In queste opere si ritrova sia il recente legame con l’aeropittura, dato che solo l’anno precedente ne aveva firmato il Manifesto, sia la memoria del viaggio fatto con Marinetti in Argentina e in Brasile. Le opere di Benedetta Cappa Marinetti, a questo punto, sembrano esplosioni iridescenti, disposte in formulazioni geometriche di grande impatto dinamico, in cui le forme e i colori si intersecano.

La velocità, il movimento e l’espansione dei corpi nello spazio, ma anche l’esaltazione della guerra come soluzione sono così cari all’artista e a Marinetti che chiamano le loro figlie Vittoria, Ala e Luce.

Nelle opere si trova la stessa tensione verso l’assoluto e lo spazio aperto dei cieli, come si nota da Nuvole elica a 3500 m e Le ali sull’isola presentati alla Biennale del 1932.

Nel 1934, per il Palazzo delle Poste e Palermo realizza i pannelli con Le comunicazioni terrestri, marine, aeree telegrafiche, telefoniche, radio. Mentre nel 1936 espone alla sua ultima Biennale Cime arse di solitudine e Interpretazione mistica di un paesaggio.
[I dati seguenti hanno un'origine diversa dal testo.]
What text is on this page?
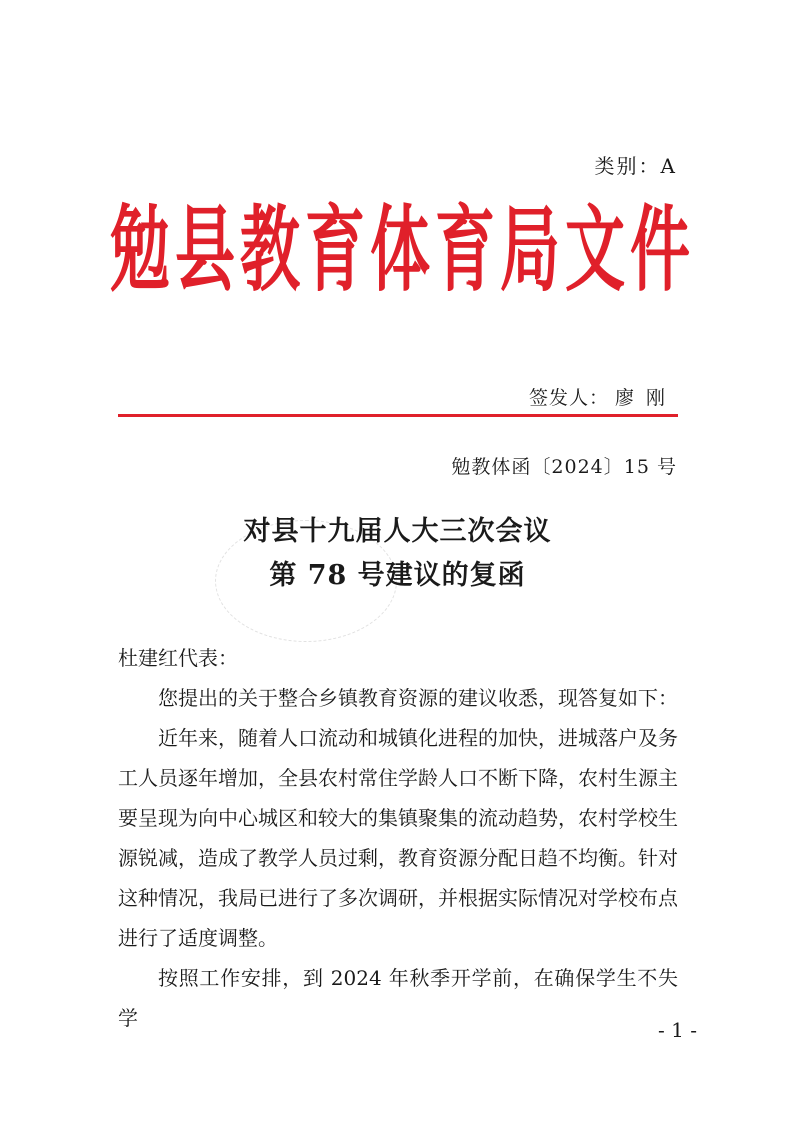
类别：A
勉 县 教 育 体 育 局 文 件
签发人： 廖刚
勉教体函〔2024〕15 号
对县十九届人大三次会议
第 78 号建议的复函

杜建红代表：

您提出的关于整合乡镇教育资源的建议收悉，现答复如下：

近年来，随着人口流动和城镇化进程的加快，进城落户及务工人员逐年增加，全县农村常住学龄人口不断下降，农村生源主要呈现为向中心城区和较大的集镇聚集的流动趋势，农村学校生源锐减，造成了教学人员过剩，教育资源分配日趋不均衡。针对这种情况，我局已进行了多次调研，并根据实际情况对学校布点进行了适度调整。

按照工作安排，到 2024 年秋季开学前，在确保学生不失学	- 1 -
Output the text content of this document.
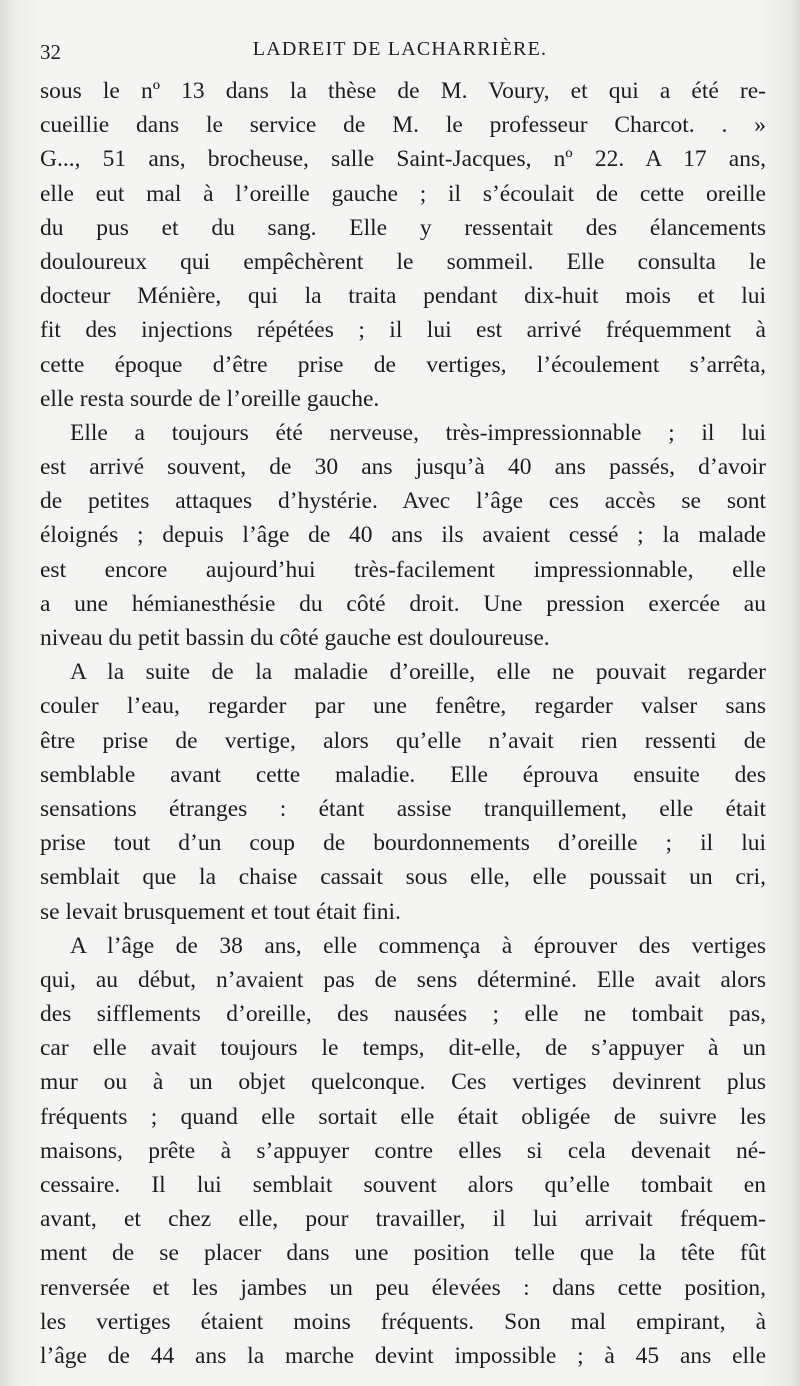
32	LADREIT DE LACHARRIÈRE.
sous le nº 13 dans la thèse de M. Voury, et qui a été re-
cueillie dans le service de M. le professeur Charcot. . »
G..., 51 ans, brocheuse, salle Saint-Jacques, nº 22. A 17 ans,
elle eut mal à l’oreille gauche ; il s’écoulait de cette oreille
du pus et du sang. Elle y ressentait des élancements
douloureux qui empêchèrent le sommeil. Elle consulta le
docteur Ménière, qui la traita pendant dix-huit mois et lui
fit des injections répétées ; il lui est arrivé fréquemment à
cette époque d’être prise de vertiges, l’écoulement s’arrêta,
elle resta sourde de l’oreille gauche.
Elle a toujours été nerveuse, très-impressionnable ; il lui
est arrivé souvent, de 30 ans jusqu’à 40 ans passés, d’avoir
de petites attaques d’hystérie. Avec l’âge ces accès se sont
éloignés ; depuis l’âge de 40 ans ils avaient cessé ; la malade
est encore aujourd’hui très-facilement impressionnable, elle
a une hémianesthésie du côté droit. Une pression exercée au
niveau du petit bassin du côté gauche est douloureuse.
A la suite de la maladie d’oreille, elle ne pouvait regarder
couler l’eau, regarder par une fenêtre, regarder valser sans
être prise de vertige, alors qu’elle n’avait rien ressenti de
semblable avant cette maladie. Elle éprouva ensuite des
sensations étranges : étant assise tranquillement, elle était
prise tout d’un coup de bourdonnements d’oreille ; il lui
semblait que la chaise cassait sous elle, elle poussait un cri,
se levait brusquement et tout était fini.
A l’âge de 38 ans, elle commença à éprouver des vertiges
qui, au début, n’avaient pas de sens déterminé. Elle avait alors
des sifflements d’oreille, des nausées ; elle ne tombait pas,
car elle avait toujours le temps, dit-elle, de s’appuyer à un
mur ou à un objet quelconque. Ces vertiges devinrent plus
fréquents ; quand elle sortait elle était obligée de suivre les
maisons, prête à s’appuyer contre elles si cela devenait né-
cessaire. Il lui semblait souvent alors qu’elle tombait en
avant, et chez elle, pour travailler, il lui arrivait fréquem-
ment de se placer dans une position telle que la tête fût
renversée et les jambes un peu élevées : dans cette position,
les vertiges étaient moins fréquents. Son mal empirant, à
l’âge de 44 ans la marche devint impossible ; à 45 ans elle
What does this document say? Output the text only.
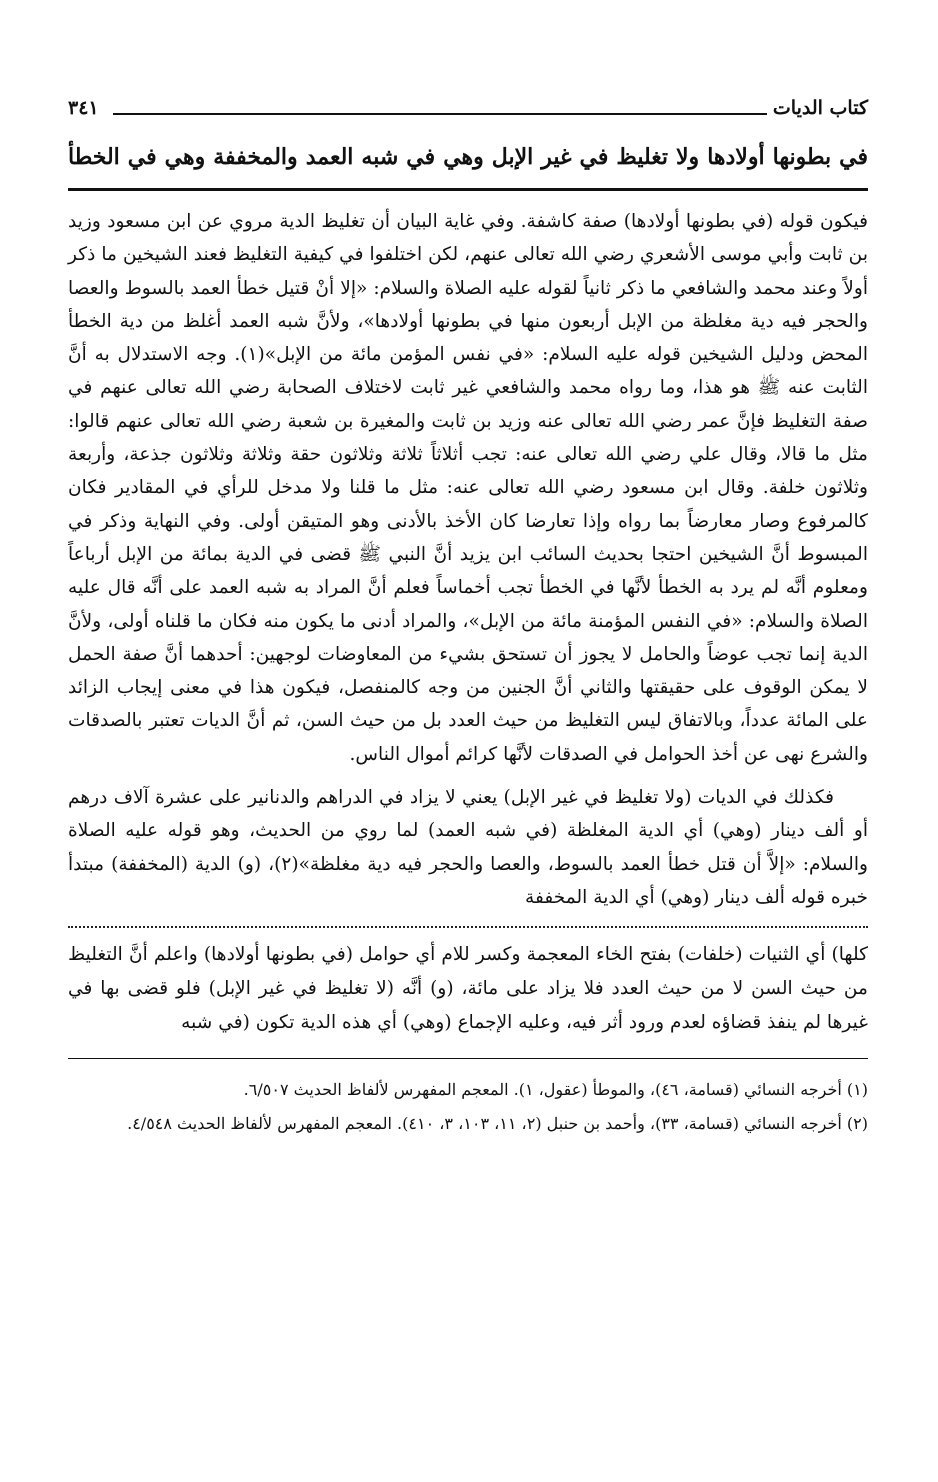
كتاب الديات
٣٤١
في بطونها أولادها ولا تغليظ في غير الإبل وهي في شبه العمد والمخففة وهي في الخطأ

فيكون قوله (في بطونها أولادها) صفة كاشفة. وفي غاية البيان أن تغليظ الدية مروي عن ابن مسعود وزيد بن ثابت وأبي موسى الأشعري رضي الله تعالى عنهم، لكن اختلفوا في كيفية التغليظ فعند الشيخين ما ذكر أولاً وعند محمد والشافعي ما ذكر ثانياً لقوله عليه الصلاة والسلام: «إلا أنْ قتيل خطأ العمد بالسوط والعصا والحجر فيه دية مغلظة من الإبل أربعون منها في بطونها أولادها»، ولأنَّ شبه العمد أغلظ من دية الخطأ المحض ودليل الشيخين قوله عليه السلام: «في نفس المؤمن مائة من الإبل»(١). وجه الاستدلال به أنَّ الثابت عنه ﷺ هو هذا، وما رواه محمد والشافعي غير ثابت لاختلاف الصحابة رضي الله تعالى عنهم في صفة التغليظ فإنَّ عمر رضي الله تعالى عنه وزيد بن ثابت والمغيرة بن شعبة رضي الله تعالى عنهم قالوا: مثل ما قالا، وقال علي رضي الله تعالى عنه: تجب أثلاثاً ثلاثة وثلاثون حقة وثلاثة وثلاثون جذعة، وأربعة وثلاثون خلفة. وقال ابن مسعود رضي الله تعالى عنه: مثل ما قلنا ولا مدخل للرأي في المقادير فكان كالمرفوع وصار معارضاً بما رواه وإذا تعارضا كان الأخذ بالأدنى وهو المتيقن أولى. وفي النهاية وذكر في المبسوط أنَّ الشيخين احتجا بحديث السائب ابن يزيد أنَّ النبي ﷺ قضى في الدية بمائة من الإبل أرباعاً ومعلوم أنَّه لم يرد به الخطأ لأنَّها في الخطأ تجب أخماساً فعلم أنَّ المراد به شبه العمد على أنَّه قال عليه الصلاة والسلام: «في النفس المؤمنة مائة من الإبل»، والمراد أدنى ما يكون منه فكان ما قلناه أولى، ولأنَّ الدية إنما تجب عوضاً والحامل لا يجوز أن تستحق بشيء من المعاوضات لوجهين: أحدهما أنَّ صفة الحمل لا يمكن الوقوف على حقيقتها والثاني أنَّ الجنين من وجه كالمنفصل، فيكون هذا في معنى إيجاب الزائد على المائة عدداً، وبالاتفاق ليس التغليظ من حيث العدد بل من حيث السن، ثم أنَّ الديات تعتبر بالصدقات والشرع نهى عن أخذ الحوامل في الصدقات لأنَّها كرائم أموال الناس.

فكذلك في الديات (ولا تغليظ في غير الإبل) يعني لا يزاد في الدراهم والدنانير على عشرة آلاف درهم أو ألف دينار (وهي) أي الدية المغلظة (في شبه العمد) لما روي من الحديث، وهو قوله عليه الصلاة والسلام: «إلاَّ أن قتل خطأ العمد بالسوط، والعصا والحجر فيه دية مغلظة»(٢)، (و) الدية (المخففة) مبتدأ خبره قوله ألف دينار (وهي) أي الدية المخففة

كلها) أي الثنيات (خلفات) بفتح الخاء المعجمة وكسر للام أي حوامل (في بطونها أولادها) واعلم أنَّ التغليظ من حيث السن لا من حيث العدد فلا يزاد على مائة، (و) أنَّه (لا تغليظ في غير الإبل) فلو قضى بها في غيرها لم ينفذ قضاؤه لعدم ورود أثر فيه، وعليه الإجماع (وهي) أي هذه الدية تكون (في شبه

(١) أخرجه النسائي (قسامة، ٤٦)، والموطأ (عقول، ١). المعجم المفهرس لألفاظ الحديث ٦/٥٠٧.

(٢) أخرجه النسائي (قسامة، ٣٣)، وأحمد بن حنبل (٢، ١١، ١٠٣، ٣، ٤١٠). المعجم المفهرس لألفاظ الحديث ٤/٥٤٨.
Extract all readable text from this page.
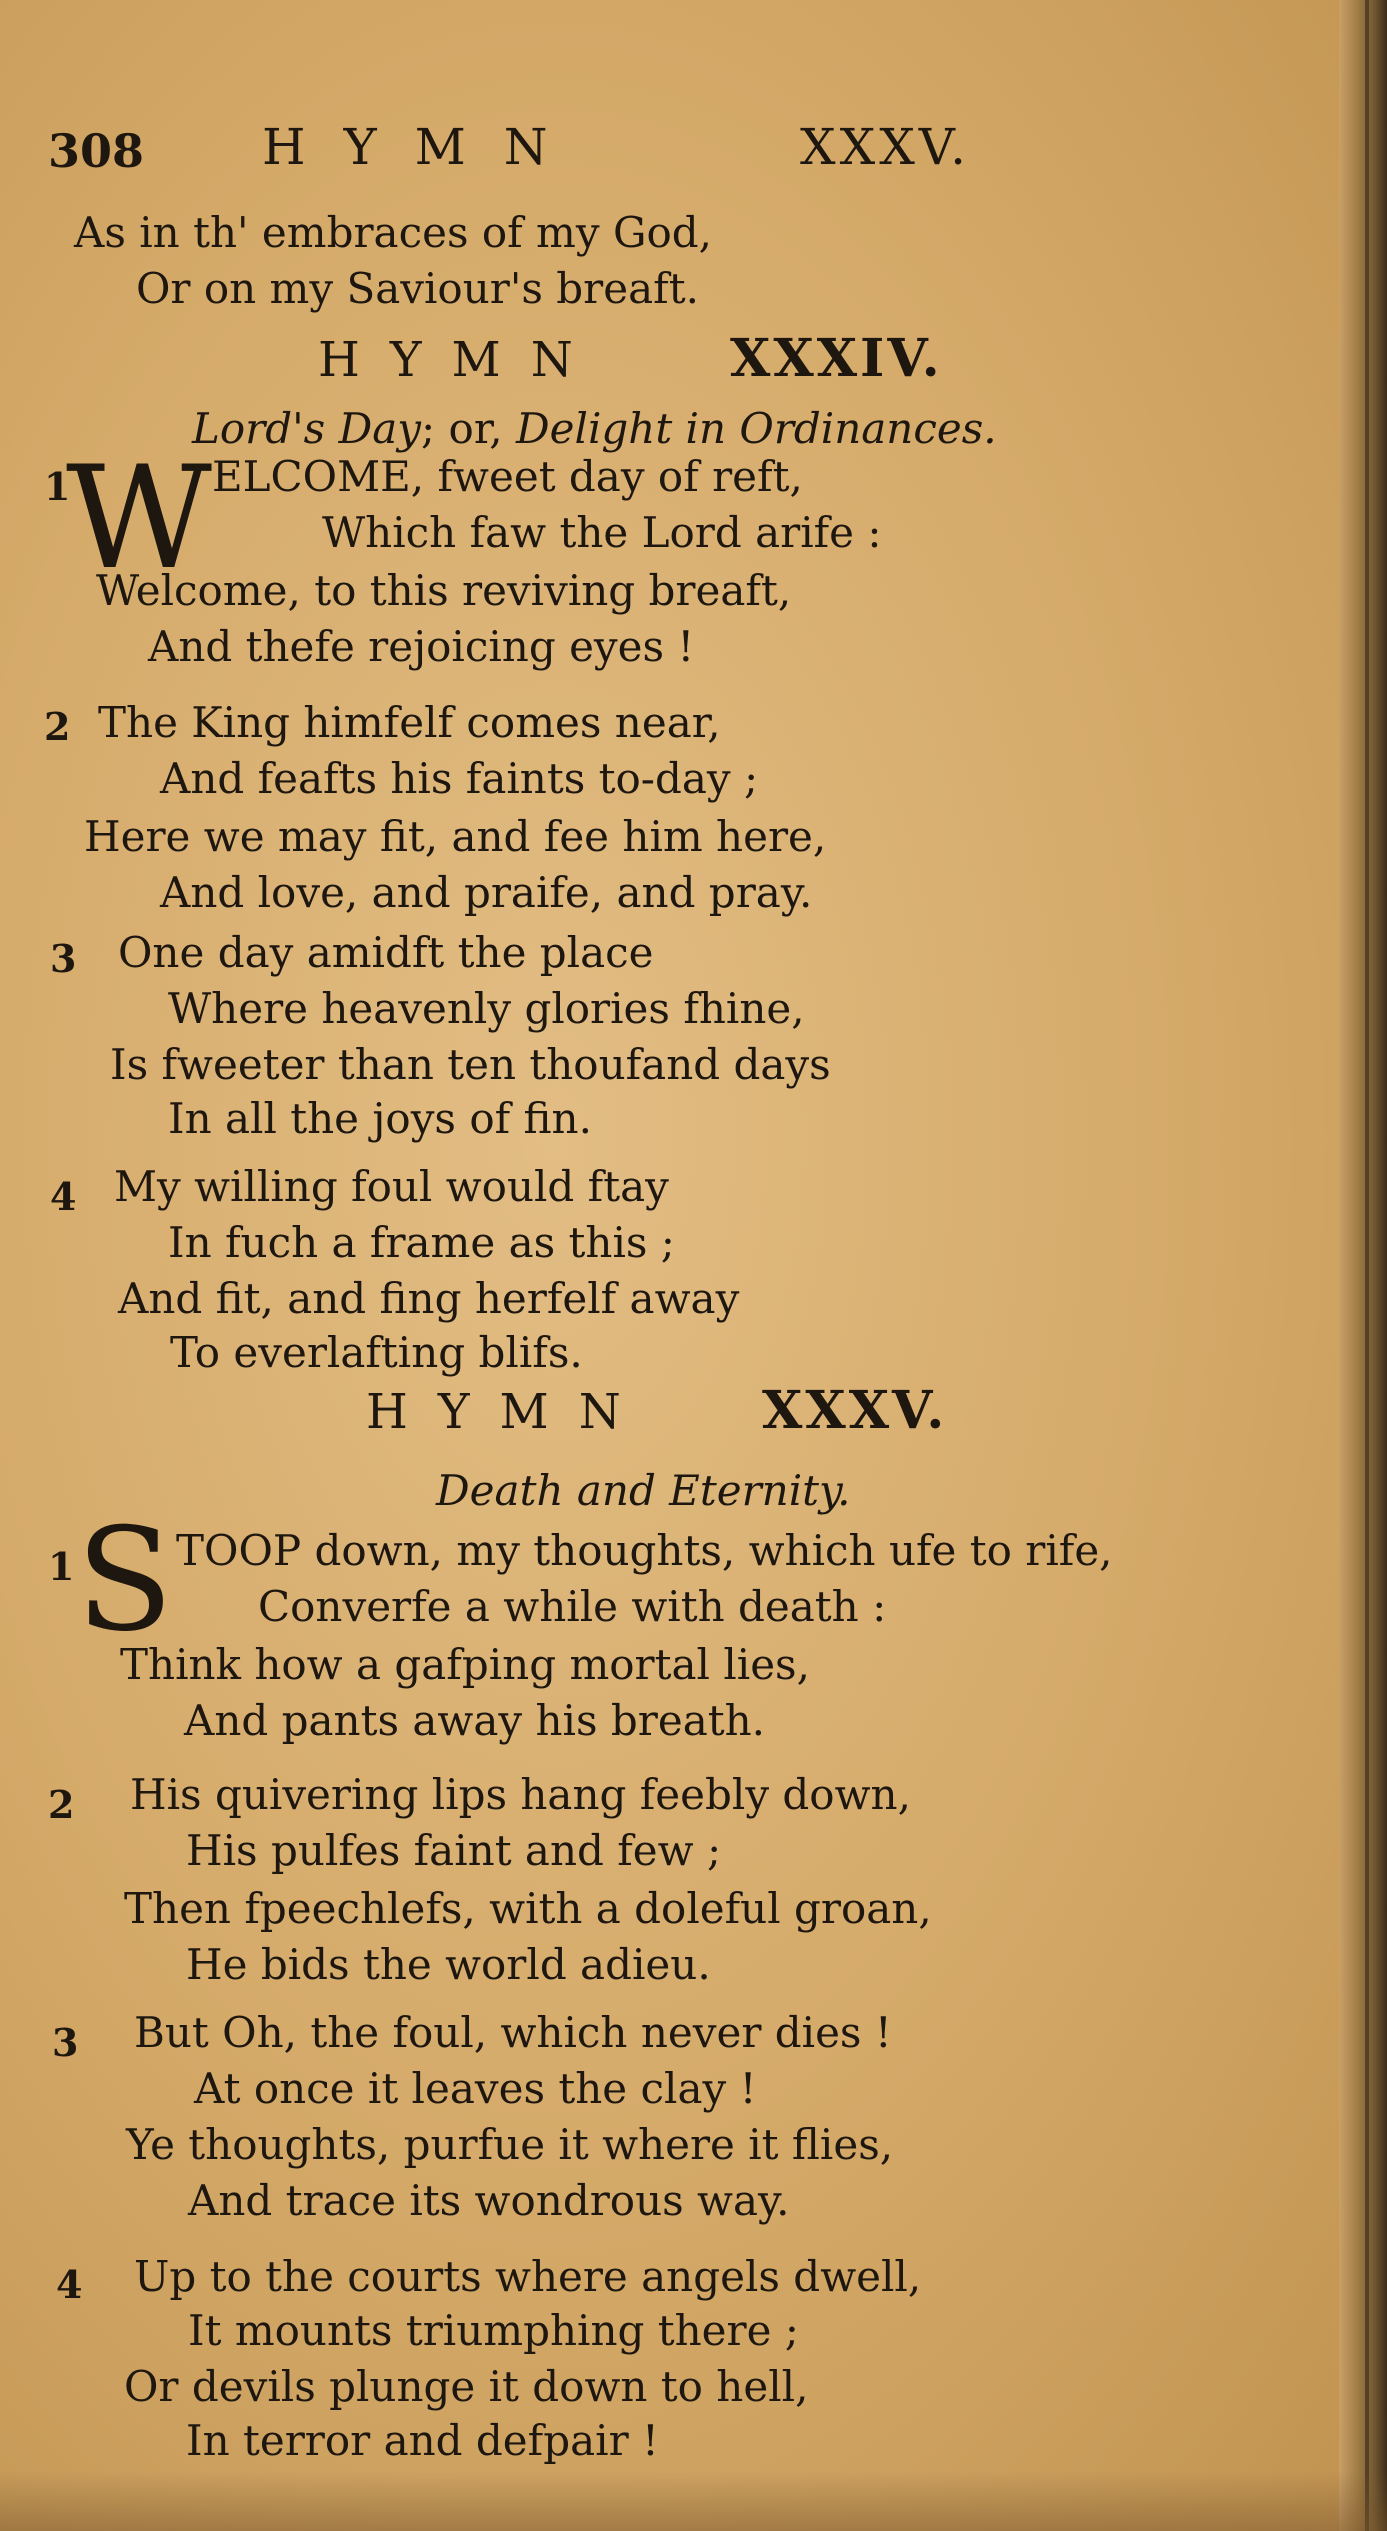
308 HYMN	XXXV.
As in th' embraces of my God,
Or on my Saviour's breaft.
HYMN XXXIV.
Lord's Day; or, Delight in Ordinances.
1
W ELCOME, fweet day of reft,
Which faw the Lord arife :
Welcome, to this reviving breaft,
And thefe rejoicing eyes !
2 The King himfelf comes near,
And feafts his faints to-day ;
Here we may fit, and fee him here,
And love, and praife, and pray.
3 One day amidft the place
Where heavenly glories fhine,
Is fweeter than ten thoufand days
In all the joys of fin.
4 My willing foul would ftay
In fuch a frame as this ;
And fit, and fing herfelf away
To everlafting blifs.
HYMN XXXV.
Death and Eternity.
1 S TOOP down, my thoughts, which ufe to rife,
Converfe a while with death :
Think how a gafping mortal lies,
And pants away his breath.
2 His quivering lips hang feebly down,
His pulfes faint and few ;
Then fpeechlefs, with a doleful groan,
He bids the world adieu.
3 But Oh, the foul, which never dies !
At once it leaves the clay !
Ye thoughts, purfue it where it flies,
And trace its wondrous way.
4 Up to the courts where angels dwell,
It mounts triumphing there ;
Or devils plunge it down to hell,
In terror and defpair !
In quest’ultimo dipinto si notano già i legami di Benedetta Cappa Marinetti con gli spirituali e arcani paesaggi cosmici di Prampolini, fatti di colori e forme geometriche che cominciano fra di loro in composizioni cosmiche e prismatiche. Seguono questi sviluppi i dipinti presentati alla Quadriennale di Roma del 1939, Monte Tabor e Aeropittura di un incontro con l’Isola.